Clarification on definition of a Sheaf
A (pre)sheaf on a category $\mathcal{C}$ is a functor from $\mathcal{C}^{\rm op} \to \mathsf{Set}$ or sets with extra structure: Abelian groups, rings, modules, etc. $\mathcal{C}$ is often the category of open sets on a topological space. In particular, $\mathscr{F}(U)$ is always a set, by definition.

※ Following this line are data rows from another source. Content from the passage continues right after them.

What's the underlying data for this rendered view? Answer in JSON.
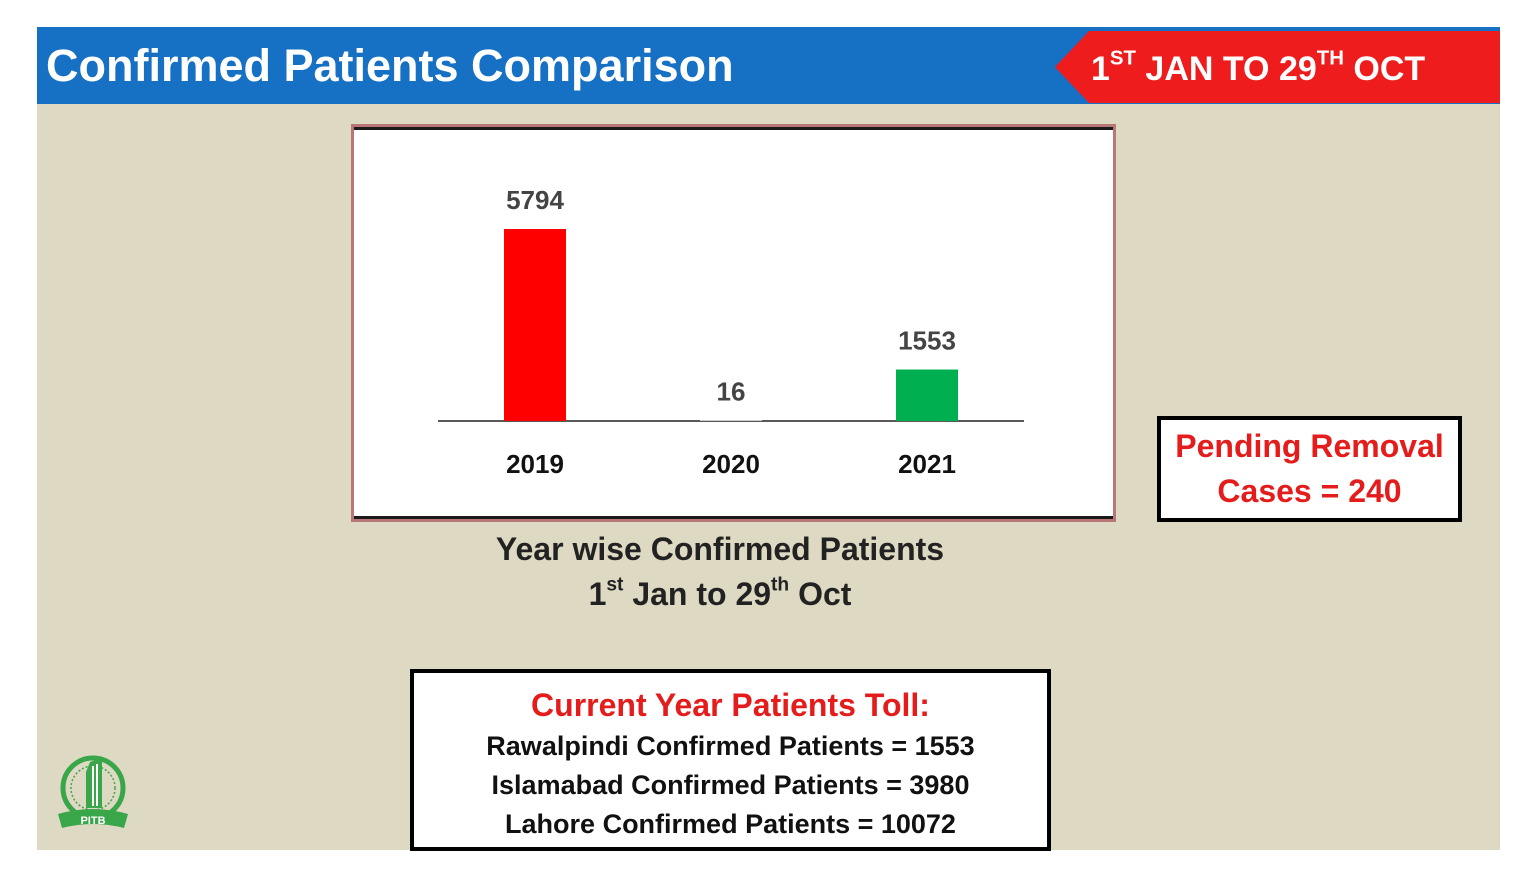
{
  "header": {
    "title": "Confirmed Patients Comparison",
    "date_range": {
      "prefix": "1",
      "prefix_sup": "ST",
      "mid": " JAN TO 29",
      "mid_sup": "TH",
      "suffix": " OCT"
    }
  },
  "chart_data": {
    "type": "bar",
    "categories": [
      "2019",
      "2020",
      "2021"
    ],
    "values": [
      5794,
      16,
      1553
    ],
    "colors": [
      "#ff0000",
      "#ffffff",
      "#00b050"
    ],
    "ylim": [
      0,
      5794
    ]
  },
  "caption": {
    "line1": "Year wise Confirmed Patients",
    "line2_prefix": "1",
    "line2_sup1": "st",
    "line2_mid": " Jan to 29",
    "line2_sup2": "th",
    "line2_suffix": " Oct"
  },
  "pending": {
    "line1": "Pending Removal",
    "line2": "Cases = 240"
  },
  "toll": {
    "title": "Current Year Patients Toll:",
    "lines": [
      "Rawalpindi Confirmed Patients = 1553",
      "Islamabad Confirmed Patients = 3980",
      "Lahore Confirmed Patients = 10072"
    ]
  },
  "logo": {
    "text": "PITB",
    "icon": "pitb-logo-icon",
    "color": "#3aa64a"
  },
  "colors": {
    "header_blue": "#1670c4",
    "tag_red": "#ee1c1c",
    "slide_bg": "#ded9c3",
    "text_red": "#e41c1c"
  }
}
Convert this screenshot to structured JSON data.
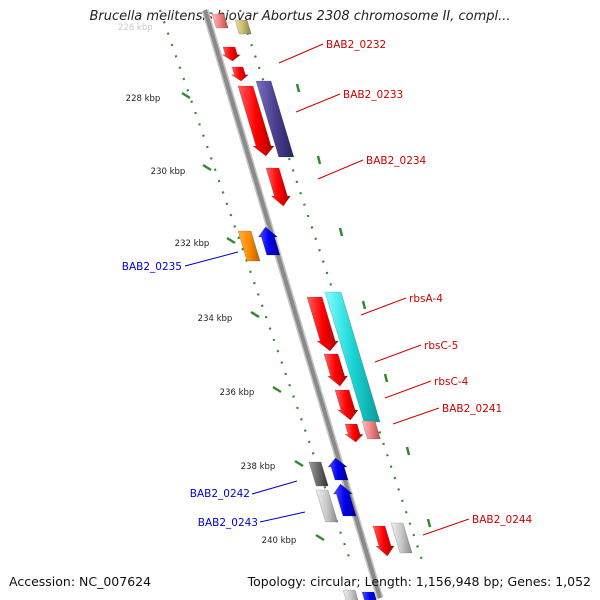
{
  "title": "Brucella melitensis biovar Abortus 2308 chromosome II, compl...",
  "footer": {
    "accession": "Accession: NC_007624",
    "stats": "Topology: circular; Length: 1,156,948 bp; Genes: 1,052"
  },
  "colors": {
    "backbone": "#8a8a8a",
    "tick": "#2e8b2e",
    "forward_label": "#cc0000",
    "reverse_label": "#0000cc"
  },
  "ticks": [
    {
      "label": "228 kbp"
    },
    {
      "label": "230 kbp"
    },
    {
      "label": "232 kbp"
    },
    {
      "label": "234 kbp"
    },
    {
      "label": "236 kbp"
    },
    {
      "label": "238 kbp"
    },
    {
      "label": "240 kbp"
    }
  ],
  "gene_labels": [
    {
      "text": "BAB2_0232",
      "strand": "forward"
    },
    {
      "text": "BAB2_0233",
      "strand": "forward"
    },
    {
      "text": "BAB2_0234",
      "strand": "forward"
    },
    {
      "text": "BAB2_0235",
      "strand": "reverse"
    },
    {
      "text": "rbsA-4",
      "strand": "forward"
    },
    {
      "text": "rbsC-5",
      "strand": "forward"
    },
    {
      "text": "rbsC-4",
      "strand": "forward"
    },
    {
      "text": "BAB2_0241",
      "strand": "forward"
    },
    {
      "text": "BAB2_0242",
      "strand": "reverse"
    },
    {
      "text": "BAB2_0243",
      "strand": "reverse"
    },
    {
      "text": "BAB2_0244",
      "strand": "forward"
    }
  ]
}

In the equation $\operatorname{res}_{V \cap W }(s_i) = \operatorname{res}_{V \cap W }(s_j)$ we assume that $s_i \in \mathscr{F}(V)$ and $s_j \in \mathscr{F}(W)$. Or to use the notation on Wikipedia: $s_i \in \mathscr{F}(U_i)$ and $s_j \in \mathscr{F}(U_j)$ with $$ \operatorname{res}_{U_i \cap U_j}(s_i) = \operatorname{res}_{U_i \cap U_j}(s_j) $$ For a skyscraper sheaf (of sets, let's say) $\mathscr{F}(U) = \{0\}$ (the terminal object of $\mathsf{Set}$ up to isomorphism) for all $U$ not containing $p$ and hence $s_i = 0$ for all $U_i$ not containing $p$. These $s_i$ still exist.
Maybe it would be best for you to read some examples of sheaves and think through the glueing axiom. For example, the sheaf of continuous functions on a topological space or sheaves of smooth/continuously differentiable functions on a manifold.
I assume you are considering $U$ to be an open set in some topological space, so your category is $\mathrm{Top}(X)$, and your presheaf is a functor $\mathscr{F}\colon\mathrm{Top}(X)^{\text{op}}\to \mathrm{Set}$. To be able to discuss "glueing", your source category must have a notion of "cover" of an object, that is a Grothendieck topology (such a category is called a site). In such context, the sheaf condition is expressed by an equalizer diagram for any cover. While this approach requires some more machinery, it allows to express the glueing axiom without having to evaluate the restriction maps at sections.